Why VAD Mode (—step 0) Is the Only Viable Piping Mode

With --step N (e.g., --step 1500), whisper-stream uses ANSI terminal escape codes (\e[2K — clear line) to do in-place terminal updates. This looks nice in a terminal but is completely unparseable in a pipe — you get raw escape sequences mixed with text and [BLANK_AUDIO] tokens flooding stdout during silence.

VAD mode (--step 0) produces clean, structured output with ### Transcription markers and only emits blocks when speech is actually detected. This is the only mode suitable for piping into another program.

The Sliding Window Repeat Problem

Because whisper-stream re-processes overlapping audio windows, each transcription block contains text that was already in the previous block. Without deduplication, the same sentence gets typed repeatedly.

The fix: track the previous block’s text, and when the new block starts with the same prefix, only type the new suffix. If the new block doesn’t start with the previous text, it’s treated as a fresh utterance.

The Missing Space Problem

When new text chunks are injected by ydotool, they append directly to whatever was previously typed with no separator. If you pause speaking and resume, the first word of the new chunk merges with the last word of the previous chunk. Fix: always prepend a space before each typed chunk.

Bilingual: German + English

The .en models (e.g., ggml-small.en.bin) are English-only. The base models without the .en suffix support 99 languages including German and English. With --language auto, whisper-stream auto-detects the language per transcription block. Switching mid-conversation between German and English just works.

The medium model (1.5 GB, multilingual) handles both languages well. At 0.26s GPU inference it’s still comfortably real-time.

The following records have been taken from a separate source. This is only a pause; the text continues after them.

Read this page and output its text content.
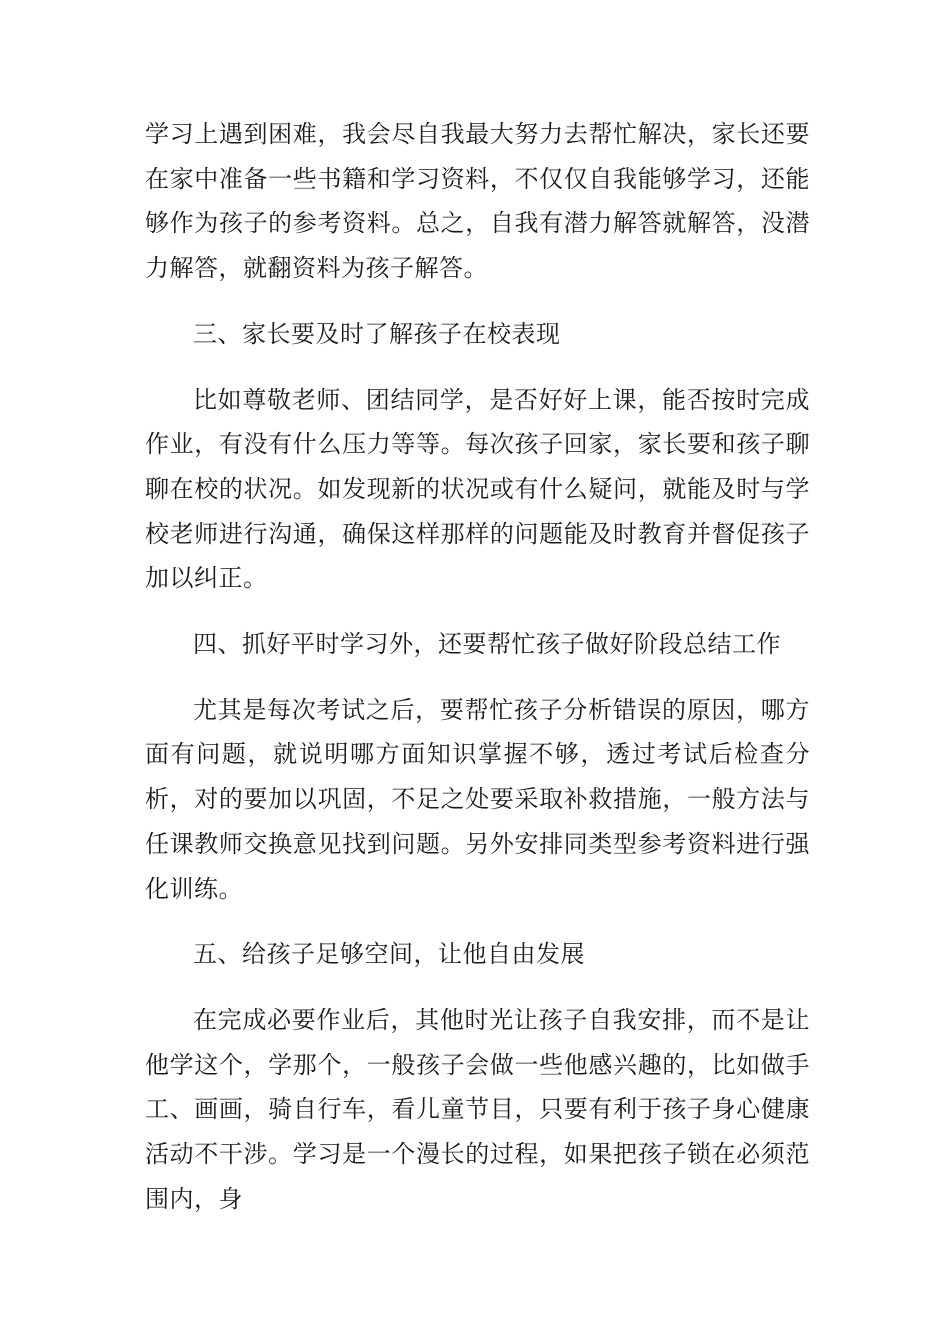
学习上遇到困难，我会尽自我最大努力去帮忙解决，家长还要在家中准备一些书籍和学习资料，不仅仅自我能够学习，还能够作为孩子的参考资料。总之，自我有潜力解答就解答，没潜力解答，就翻资料为孩子解答。

三、家长要及时了解孩子在校表现

比如尊敬老师、团结同学，是否好好上课，能否按时完成作业，有没有什么压力等等。每次孩子回家，家长要和孩子聊聊在校的状况。如发现新的状况或有什么疑问，就能及时与学校老师进行沟通，确保这样那样的问题能及时教育并督促孩子加以纠正。

四、抓好平时学习外，还要帮忙孩子做好阶段总结工作

尤其是每次考试之后，要帮忙孩子分析错误的原因，哪方面有问题，就说明哪方面知识掌握不够，透过考试后检查分析，对的要加以巩固，不足之处要采取补救措施，一般方法与任课教师交换意见找到问题。另外安排同类型参考资料进行强化训练。

五、给孩子足够空间，让他自由发展

在完成必要作业后，其他时光让孩子自我安排，而不是让他学这个，学那个，一般孩子会做一些他感兴趣的，比如做手工、画画，骑自行车，看儿童节目，只要有利于孩子身心健康活动不干涉。学习是一个漫长的过程，如果把孩子锁在必须范围内，身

Building whisper-stream with Vulkan

git clone --branch v1.8.2 https://github.com/ggerganov/whisper.cpp.git
cd whisper.cpp
cmake -B build \
  -DGGML_VULKAN=ON \
  -DWHISPER_SDL2=ON \
  -DWHISPER_BUILD_EXAMPLES=ON \
  -DCMAKE_BUILD_TYPE=Release
cmake --build build -j$(nproc) --target whisper-stream

This produces whisper-stream plus the shared libraries it needs (libwhisper.so.1, libggml.so, libggml-base.so, libggml-cpu.so, libggml-vulkan.so). Put them somewhere and set LD_LIBRARY_PATH accordingly.

What I’d Do Differently

Skip the ibus-stt patching entirely — modifying system shared libraries was a waste of time. Go straight to standalone whisper-stream.
Start with VAD mode — --step N produces ANSI-escaped terminal output unsuitable for piping. Don’t even try to parse it.
Test wtype on GNOME early — would have discovered the Wayland protocol incompatibility before writing the pipeline around it.

Open Questions

Is there a way to get whisper-stream to output only new text instead of the full sliding window? This would eliminate the need for diffing in the wrapper script.
Could a quantized model (e.g., medium Q5) give similar accuracy with faster load times?
ydotool type injects characters very fast — is there a benefit to throttling it to a more natural typing speed?